Poster
CAD: Photorealistic 3D Generation via Adversarial Distillation
Ziyu Wan · Despoina Paschalidou · Ian Huang · Hongyu Liu · Bokui Shen · Xiaoyu Xiang · Jing Liao · Leonidas Guibas
Arch 4A-E Poster #51
The increased demand for 3D data in AR/VR, robotics and gaming applications, gave rise to powerful generative pipelines capable of synthesizing high-quality 3D objects. Most of these models rely on the Score Distillation Sampling (SDS) algorithm to optimize a 3D representation such that the rendered image maintains a high likelihood as evaluated by a pre-trained diffusion model.

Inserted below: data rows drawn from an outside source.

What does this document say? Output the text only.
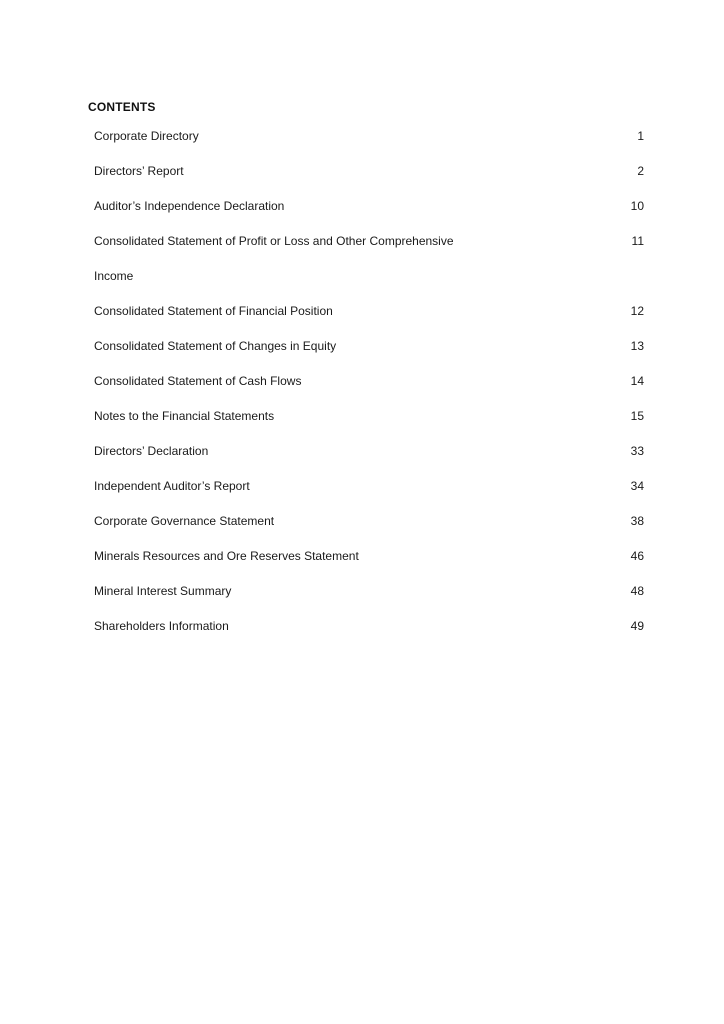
CONTENTS
Corporate Directory	1
Directors’ Report	2
Auditor’s Independence Declaration	10
Consolidated Statement of Profit or Loss and Other Comprehensive	11
Income
Consolidated Statement of Financial Position	12
Consolidated Statement of Changes in Equity	13
Consolidated Statement of Cash Flows	14
Notes to the Financial Statements	15
Directors’ Declaration	33
Independent Auditor’s Report	34
Corporate Governance Statement	38
Minerals Resources and Ore Reserves Statement	46
Mineral Interest Summary	48
Shareholders Information	49
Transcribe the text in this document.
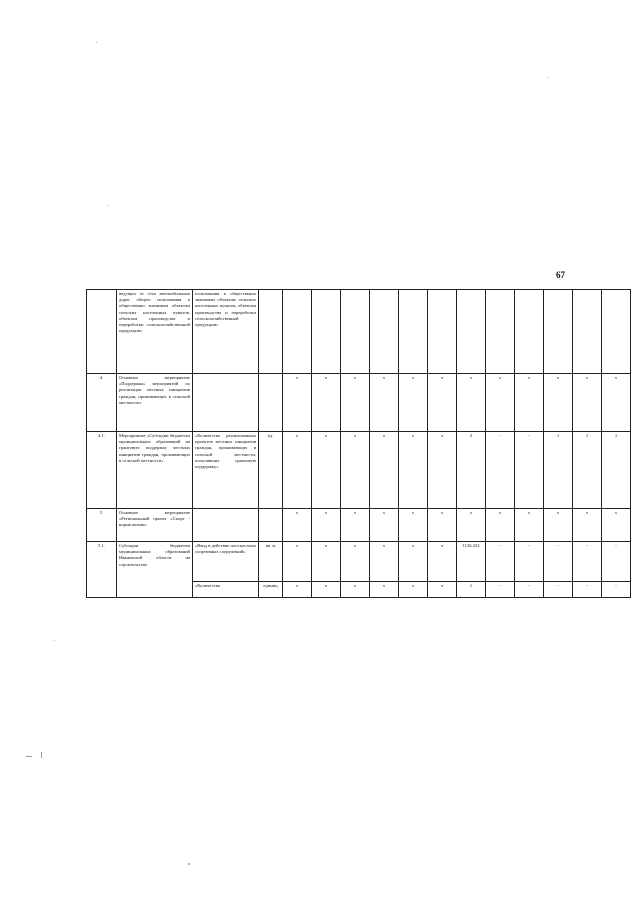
67
	ведущих от сети автомобильных дорог общего пользования к общественно значимым объектам сельских населенных пунктов, объектам производства и переработки сельскохозяйственной продукции»	пользования к общественно значимым объектам сельских населенных пунктов, объектам производства и переработки сельскохозяйственной продукции»													
4.	Основное мероприятие «Поддержка» мероприятий по реализации местных инициатив граждан, проживающих в сельской местности»			х	х	х	х	х	х	х	х	х	х	х	х
4.1.	Мероприятие «Субсидии бюджетам муниципальных образований на грантовую поддержку местных инициатив граждан, проживающих в сельской местности»	«Количество реализованных проектов местных инициатив граждан, проживающих в сельской местности, получивших грантовую поддержку»	ед.	х	х	х	х	х	х	2	-	-	1	1	1
5.	Основное мероприятие «Региональный проект «Спорт - норма жизни»			х	х	х	х	х	х	х	х	х	х	х	х
5.1.	Субсидии бюджетам муниципальных образований Ивановской области на строительство	«Ввод в действие плоскостных спортивных сооружений»	кв. м	х	х	х	х	х	х	1126,322	-	-	-	-	-
		«Количество	единиц	х	х	х	х	х	х	1	-	-	-	-	-
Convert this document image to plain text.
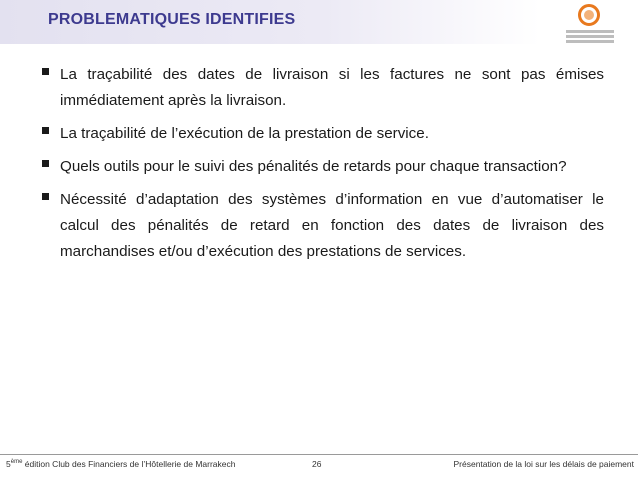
PROBLEMATIQUES IDENTIFIES
La traçabilité des dates de livraison si les factures ne sont pas émises immédiatement après la livraison.
La traçabilité de l’exécution de la prestation de service.
Quels outils pour le suivi des pénalités de retards pour chaque transaction?
Nécessité d’adaptation des systèmes d’information en vue d’automatiser le calcul des pénalités de retard en fonction des dates de livraison des marchandises et/ou d’exécution des prestations de services.
5ème édition Club des Financiers de l’Hôtellerie de Marrakech	26	Présentation de la loi sur les délais de paiement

However, this distillation process involves finding a correct mode in the high-dimensional and large-variance distribution produced by the diffusion model. This task is challenging and often leads to issues such as over-saturation, over-smoothing, and Janus-like artifacts in the 3D generation. In this paper, we propose a novel learning paradigm for 3D synthesis that utilizes pre-trained diffusion models. Instead of focusing on mode-seeking, our method directly models the distribution discrepancy between multi-view renderings and diffusion priors in an adversarial manner, which unlocks the generation of high-fidelity and photorealistic 3D content, conditioned on a single image and prompt. Moreover, by harnessing the latent space of GANs and expressive diffusion model priors, our method enables a wide variety of 3D applications including single-view reconstruction, high diversity generation and continuous 3D interpolation in open domain. Our experiments demonstrate the superiority of our pipeline compared to previous works in terms of generation quality and diversity.